When the team evaluates these tools, they should make sure that the vendor's production tester can test the part at operating speed. Also make certain the following information is available to compare against requirements:

Vendor test generation primarily translates customer test vectors and test parametric values into a test program that will run properly on the vendor's production tester. Verifying that this translation can be done efficiently and accurately is vital for the proper testing of ASIC devices both during and after manufacturing and screening.

Information Management Capabilities Analysis

Standards provide the means for porting designs from one CAD tool to another and from one foundry to another. Find out to what extent the vendor data follows industry standard formats to determine the design approach and second source flexibility.

CAE standards fall into two categories:

Data-interchange standards, such as EDIF, allow movement of data from one system to another making it possible to process the same design on one or more tools.

Tools standards are more sophisticated. The DoD created VHDL, which IEEE established as a standard. VHDL provides the best example of standards for describing electronic components. Many ASIC vendors can take the same VHDL description of a design and perform chip layout and fabrication.

Design Configuration Management Capability Analysis

The ASIC design process produces different versions of design information. ASIC managers must practice complete and consistent information management through every step to the ASIC manufacture. The evaluation team must examine tool sets for the following capabilities.

CONFIGURATION CONTROL

Configuration control refers to maintaining the proper relationships between tools and design files, from tool to tool, and between design files and design files. ASICs have thousands of data files and perhaps dozens of tools involved. Precise knowledge of which tools have been used on a design is essential. Revisions of tools and data files constantly occur and must be tracked to avoid very expensive incompatibilities.

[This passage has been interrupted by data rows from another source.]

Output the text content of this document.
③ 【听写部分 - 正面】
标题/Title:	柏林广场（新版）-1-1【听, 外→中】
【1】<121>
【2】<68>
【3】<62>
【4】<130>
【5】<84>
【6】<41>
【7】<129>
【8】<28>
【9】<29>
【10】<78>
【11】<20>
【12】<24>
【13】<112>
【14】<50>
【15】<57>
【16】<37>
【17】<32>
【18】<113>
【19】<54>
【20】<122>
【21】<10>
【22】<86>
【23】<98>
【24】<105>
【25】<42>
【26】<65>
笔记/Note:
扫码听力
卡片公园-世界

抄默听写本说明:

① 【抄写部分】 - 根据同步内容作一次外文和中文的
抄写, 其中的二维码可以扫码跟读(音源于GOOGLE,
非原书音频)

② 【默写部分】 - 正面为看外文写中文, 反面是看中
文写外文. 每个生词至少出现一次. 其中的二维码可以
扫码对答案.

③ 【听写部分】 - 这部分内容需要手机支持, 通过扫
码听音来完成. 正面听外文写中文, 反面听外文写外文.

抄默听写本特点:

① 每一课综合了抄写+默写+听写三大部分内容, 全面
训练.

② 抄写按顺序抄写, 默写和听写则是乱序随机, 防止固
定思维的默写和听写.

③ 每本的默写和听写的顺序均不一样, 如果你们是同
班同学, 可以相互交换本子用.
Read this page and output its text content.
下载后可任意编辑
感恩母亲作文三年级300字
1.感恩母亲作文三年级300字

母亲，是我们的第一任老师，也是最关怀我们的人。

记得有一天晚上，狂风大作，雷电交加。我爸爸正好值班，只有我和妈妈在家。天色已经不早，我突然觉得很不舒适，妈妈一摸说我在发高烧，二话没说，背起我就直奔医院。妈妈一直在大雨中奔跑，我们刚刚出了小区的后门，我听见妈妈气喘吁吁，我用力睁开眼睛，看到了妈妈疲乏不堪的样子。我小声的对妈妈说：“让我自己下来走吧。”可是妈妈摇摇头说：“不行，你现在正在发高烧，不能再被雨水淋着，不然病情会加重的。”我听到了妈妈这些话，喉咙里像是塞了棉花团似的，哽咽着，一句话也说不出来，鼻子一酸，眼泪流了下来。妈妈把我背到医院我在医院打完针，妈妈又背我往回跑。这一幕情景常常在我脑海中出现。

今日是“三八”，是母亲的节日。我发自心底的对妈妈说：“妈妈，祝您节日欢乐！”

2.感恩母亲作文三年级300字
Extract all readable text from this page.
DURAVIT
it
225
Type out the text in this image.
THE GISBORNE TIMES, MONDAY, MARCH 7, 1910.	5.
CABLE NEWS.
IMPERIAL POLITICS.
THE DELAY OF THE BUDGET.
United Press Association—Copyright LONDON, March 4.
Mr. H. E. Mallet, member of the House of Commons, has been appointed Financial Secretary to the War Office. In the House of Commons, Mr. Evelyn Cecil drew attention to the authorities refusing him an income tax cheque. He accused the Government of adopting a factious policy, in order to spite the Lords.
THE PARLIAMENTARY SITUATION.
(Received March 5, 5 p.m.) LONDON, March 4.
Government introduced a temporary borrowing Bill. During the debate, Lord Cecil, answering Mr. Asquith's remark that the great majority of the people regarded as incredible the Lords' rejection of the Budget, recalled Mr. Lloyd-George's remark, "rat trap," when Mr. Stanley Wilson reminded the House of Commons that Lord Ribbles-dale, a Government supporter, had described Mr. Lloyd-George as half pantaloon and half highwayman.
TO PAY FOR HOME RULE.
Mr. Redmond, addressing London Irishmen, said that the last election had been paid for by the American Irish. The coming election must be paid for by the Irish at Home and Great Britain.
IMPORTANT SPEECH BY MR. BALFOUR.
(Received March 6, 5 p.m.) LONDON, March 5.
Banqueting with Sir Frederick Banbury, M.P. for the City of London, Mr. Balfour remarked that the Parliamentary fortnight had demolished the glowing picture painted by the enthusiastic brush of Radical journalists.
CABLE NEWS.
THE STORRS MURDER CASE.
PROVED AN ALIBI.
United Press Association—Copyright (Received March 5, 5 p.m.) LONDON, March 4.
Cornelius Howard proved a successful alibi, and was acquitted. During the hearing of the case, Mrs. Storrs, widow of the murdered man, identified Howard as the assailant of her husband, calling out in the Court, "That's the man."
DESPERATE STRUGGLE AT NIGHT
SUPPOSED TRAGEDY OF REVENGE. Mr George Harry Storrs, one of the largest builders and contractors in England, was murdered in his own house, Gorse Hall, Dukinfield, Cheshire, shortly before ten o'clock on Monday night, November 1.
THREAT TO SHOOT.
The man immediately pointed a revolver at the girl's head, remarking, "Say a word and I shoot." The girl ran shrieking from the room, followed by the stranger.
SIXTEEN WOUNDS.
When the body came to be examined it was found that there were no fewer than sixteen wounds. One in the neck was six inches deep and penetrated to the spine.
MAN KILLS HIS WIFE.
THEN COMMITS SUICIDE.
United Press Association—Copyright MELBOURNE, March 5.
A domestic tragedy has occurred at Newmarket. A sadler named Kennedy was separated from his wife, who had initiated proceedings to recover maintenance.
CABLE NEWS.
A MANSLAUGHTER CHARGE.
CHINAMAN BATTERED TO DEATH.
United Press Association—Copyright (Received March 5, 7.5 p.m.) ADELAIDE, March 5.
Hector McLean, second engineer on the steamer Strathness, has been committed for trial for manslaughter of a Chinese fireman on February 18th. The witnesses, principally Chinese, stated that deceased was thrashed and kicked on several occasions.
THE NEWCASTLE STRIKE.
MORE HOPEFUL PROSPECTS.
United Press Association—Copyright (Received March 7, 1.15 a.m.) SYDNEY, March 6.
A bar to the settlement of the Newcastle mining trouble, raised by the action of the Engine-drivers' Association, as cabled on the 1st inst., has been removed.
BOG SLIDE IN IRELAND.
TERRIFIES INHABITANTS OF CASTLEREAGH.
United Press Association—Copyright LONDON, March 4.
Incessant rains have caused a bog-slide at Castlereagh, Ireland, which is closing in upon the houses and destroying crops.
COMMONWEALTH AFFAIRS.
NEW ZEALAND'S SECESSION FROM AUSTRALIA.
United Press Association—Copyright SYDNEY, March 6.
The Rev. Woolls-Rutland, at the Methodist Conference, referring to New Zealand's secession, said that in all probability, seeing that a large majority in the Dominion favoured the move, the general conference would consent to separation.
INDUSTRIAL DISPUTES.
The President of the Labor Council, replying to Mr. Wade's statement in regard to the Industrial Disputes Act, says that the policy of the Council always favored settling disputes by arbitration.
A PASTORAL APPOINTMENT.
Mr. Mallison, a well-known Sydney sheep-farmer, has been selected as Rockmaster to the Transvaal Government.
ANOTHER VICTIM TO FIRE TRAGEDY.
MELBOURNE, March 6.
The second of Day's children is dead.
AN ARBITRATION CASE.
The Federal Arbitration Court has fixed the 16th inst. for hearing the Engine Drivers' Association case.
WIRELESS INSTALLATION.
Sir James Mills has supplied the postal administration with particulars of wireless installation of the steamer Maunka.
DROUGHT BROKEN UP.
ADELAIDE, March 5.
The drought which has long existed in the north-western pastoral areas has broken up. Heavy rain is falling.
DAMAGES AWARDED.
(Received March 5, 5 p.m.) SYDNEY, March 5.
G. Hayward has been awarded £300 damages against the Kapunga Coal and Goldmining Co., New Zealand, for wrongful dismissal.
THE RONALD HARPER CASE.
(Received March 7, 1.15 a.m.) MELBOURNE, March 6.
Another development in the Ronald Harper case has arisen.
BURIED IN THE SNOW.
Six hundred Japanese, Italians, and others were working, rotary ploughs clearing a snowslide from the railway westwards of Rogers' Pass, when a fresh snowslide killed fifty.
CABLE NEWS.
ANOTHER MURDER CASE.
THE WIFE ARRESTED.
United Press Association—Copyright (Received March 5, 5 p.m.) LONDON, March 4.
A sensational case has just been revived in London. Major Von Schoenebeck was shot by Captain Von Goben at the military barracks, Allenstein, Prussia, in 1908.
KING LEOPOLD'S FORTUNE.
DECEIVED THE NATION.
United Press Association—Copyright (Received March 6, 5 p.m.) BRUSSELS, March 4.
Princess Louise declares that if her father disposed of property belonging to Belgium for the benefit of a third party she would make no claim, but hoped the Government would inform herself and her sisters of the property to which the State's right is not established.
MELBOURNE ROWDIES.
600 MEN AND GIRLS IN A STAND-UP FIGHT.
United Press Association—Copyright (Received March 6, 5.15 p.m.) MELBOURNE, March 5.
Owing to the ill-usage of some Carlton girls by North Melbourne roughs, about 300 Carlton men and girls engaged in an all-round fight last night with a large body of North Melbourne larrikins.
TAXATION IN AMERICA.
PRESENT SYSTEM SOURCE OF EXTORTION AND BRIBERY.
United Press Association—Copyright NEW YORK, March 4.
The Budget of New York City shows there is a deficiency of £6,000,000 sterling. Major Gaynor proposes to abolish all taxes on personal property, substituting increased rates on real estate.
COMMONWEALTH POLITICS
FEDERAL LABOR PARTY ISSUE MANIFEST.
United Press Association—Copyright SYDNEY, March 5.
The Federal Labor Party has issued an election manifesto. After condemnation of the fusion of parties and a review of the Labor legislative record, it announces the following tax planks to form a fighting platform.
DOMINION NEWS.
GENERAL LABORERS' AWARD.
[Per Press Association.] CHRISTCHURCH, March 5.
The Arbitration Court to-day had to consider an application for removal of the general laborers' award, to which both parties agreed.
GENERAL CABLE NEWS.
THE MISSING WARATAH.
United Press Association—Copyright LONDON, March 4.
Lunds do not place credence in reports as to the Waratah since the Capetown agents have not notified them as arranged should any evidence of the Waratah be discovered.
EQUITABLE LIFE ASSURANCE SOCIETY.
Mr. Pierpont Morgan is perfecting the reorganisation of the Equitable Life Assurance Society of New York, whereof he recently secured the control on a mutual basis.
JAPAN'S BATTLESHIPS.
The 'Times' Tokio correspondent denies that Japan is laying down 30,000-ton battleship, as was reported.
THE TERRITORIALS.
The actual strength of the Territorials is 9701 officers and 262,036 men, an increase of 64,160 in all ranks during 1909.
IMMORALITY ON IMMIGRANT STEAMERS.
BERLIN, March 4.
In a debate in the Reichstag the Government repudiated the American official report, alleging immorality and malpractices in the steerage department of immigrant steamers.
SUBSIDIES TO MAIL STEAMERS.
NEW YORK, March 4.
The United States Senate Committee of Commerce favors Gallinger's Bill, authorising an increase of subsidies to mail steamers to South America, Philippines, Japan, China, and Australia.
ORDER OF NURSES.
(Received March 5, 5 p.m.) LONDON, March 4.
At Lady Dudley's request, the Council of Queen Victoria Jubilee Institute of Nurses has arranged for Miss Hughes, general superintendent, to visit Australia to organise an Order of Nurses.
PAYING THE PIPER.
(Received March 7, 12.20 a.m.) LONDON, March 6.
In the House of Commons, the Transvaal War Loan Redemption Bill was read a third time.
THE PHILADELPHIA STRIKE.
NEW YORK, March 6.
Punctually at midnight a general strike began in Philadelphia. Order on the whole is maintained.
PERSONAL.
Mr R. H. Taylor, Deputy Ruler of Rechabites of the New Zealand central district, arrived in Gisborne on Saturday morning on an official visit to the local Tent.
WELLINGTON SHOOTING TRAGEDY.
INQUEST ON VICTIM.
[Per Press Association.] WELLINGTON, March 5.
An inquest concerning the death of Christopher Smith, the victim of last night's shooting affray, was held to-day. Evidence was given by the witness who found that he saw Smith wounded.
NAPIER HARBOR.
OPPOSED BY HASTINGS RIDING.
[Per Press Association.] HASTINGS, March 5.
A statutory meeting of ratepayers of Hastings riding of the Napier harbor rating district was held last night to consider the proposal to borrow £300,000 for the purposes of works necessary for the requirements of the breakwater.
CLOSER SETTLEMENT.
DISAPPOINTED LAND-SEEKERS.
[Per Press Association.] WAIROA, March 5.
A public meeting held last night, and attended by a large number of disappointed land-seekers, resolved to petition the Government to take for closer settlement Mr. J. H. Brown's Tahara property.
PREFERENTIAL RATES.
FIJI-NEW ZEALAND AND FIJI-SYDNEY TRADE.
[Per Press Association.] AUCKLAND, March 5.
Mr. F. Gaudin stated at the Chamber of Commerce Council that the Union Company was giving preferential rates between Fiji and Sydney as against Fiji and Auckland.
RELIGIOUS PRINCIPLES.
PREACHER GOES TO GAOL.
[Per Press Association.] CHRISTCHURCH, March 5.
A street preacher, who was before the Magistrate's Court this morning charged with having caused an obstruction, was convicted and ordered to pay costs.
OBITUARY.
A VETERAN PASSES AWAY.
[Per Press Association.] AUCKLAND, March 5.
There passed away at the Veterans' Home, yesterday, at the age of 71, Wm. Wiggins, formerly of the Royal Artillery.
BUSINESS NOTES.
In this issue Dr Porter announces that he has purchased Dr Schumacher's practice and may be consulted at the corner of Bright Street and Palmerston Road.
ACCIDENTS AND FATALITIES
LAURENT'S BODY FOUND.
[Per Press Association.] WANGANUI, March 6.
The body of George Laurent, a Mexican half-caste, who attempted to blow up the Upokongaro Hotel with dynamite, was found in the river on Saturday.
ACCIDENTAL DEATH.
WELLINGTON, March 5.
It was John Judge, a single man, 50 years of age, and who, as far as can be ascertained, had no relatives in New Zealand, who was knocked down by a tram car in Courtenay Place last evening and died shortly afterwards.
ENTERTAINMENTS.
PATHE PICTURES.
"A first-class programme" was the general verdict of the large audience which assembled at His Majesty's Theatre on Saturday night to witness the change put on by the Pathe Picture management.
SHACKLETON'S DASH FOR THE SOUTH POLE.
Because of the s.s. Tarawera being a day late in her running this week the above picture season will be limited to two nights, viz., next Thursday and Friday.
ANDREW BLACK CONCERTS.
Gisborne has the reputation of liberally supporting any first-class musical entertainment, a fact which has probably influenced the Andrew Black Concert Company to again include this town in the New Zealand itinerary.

The industry has only recently introduced automated tools for ASIC configuration control. The first major category is in design data base management.

We recommend analyzing the vendor manual or automated support for design configuration management to determine to what degree you can assume integrity of design information generated with a vendor's tool.

Design Data Base Management
The files used and created by ASIC tools constitute the design data base. A tool set containing a data base management tool that automatically tracks changed files in a single place is highly desirable. This tool proves vital for sharing files when developing a large design with multiple designers, and for correctly assembling a design package when a the vendor receives a design for layout and manufacture.

End-Item Data Package Format Analysis
High-reliability test and screening of ASIC devices produces massive amounts of information that normally receives further customer analysis. This information forms an "end-item data package." The form of information in this data package can greatly influence the cost of its analysis. Make sure that the vendor can deliver the end-item data package in a format that the customer can cost-effectively analyze.

Vendor Tool Support and Training

Vendor support of their tools is vital to the ASIC development program.

TOOL TECHNICAL SUPPORT

This is an essential service of an ASIC vendor. The complex process of mapping of a customer design into a working chip requires establishing a good dialog between vendor and customer engineers.

TRAINING

The ASIC vendor must provide the design team with training. Even with training, the learning curve on a vendor's cell library, not to mention their design tool set, is long and expensive.

The ASIC program manager should consider participating in at least some of the vendor's training. This training can give the manager invaluable insight into important control points in the vendor's ASIC development and test flow.

DOCUMENTATION

The complexity of an ASIC program demands clear and comprehensive documentation. To successfully complete ASIC tasks the vendor must have both hard copy and on-line reference information that is well organized, easily accessed, easily understood, and complete.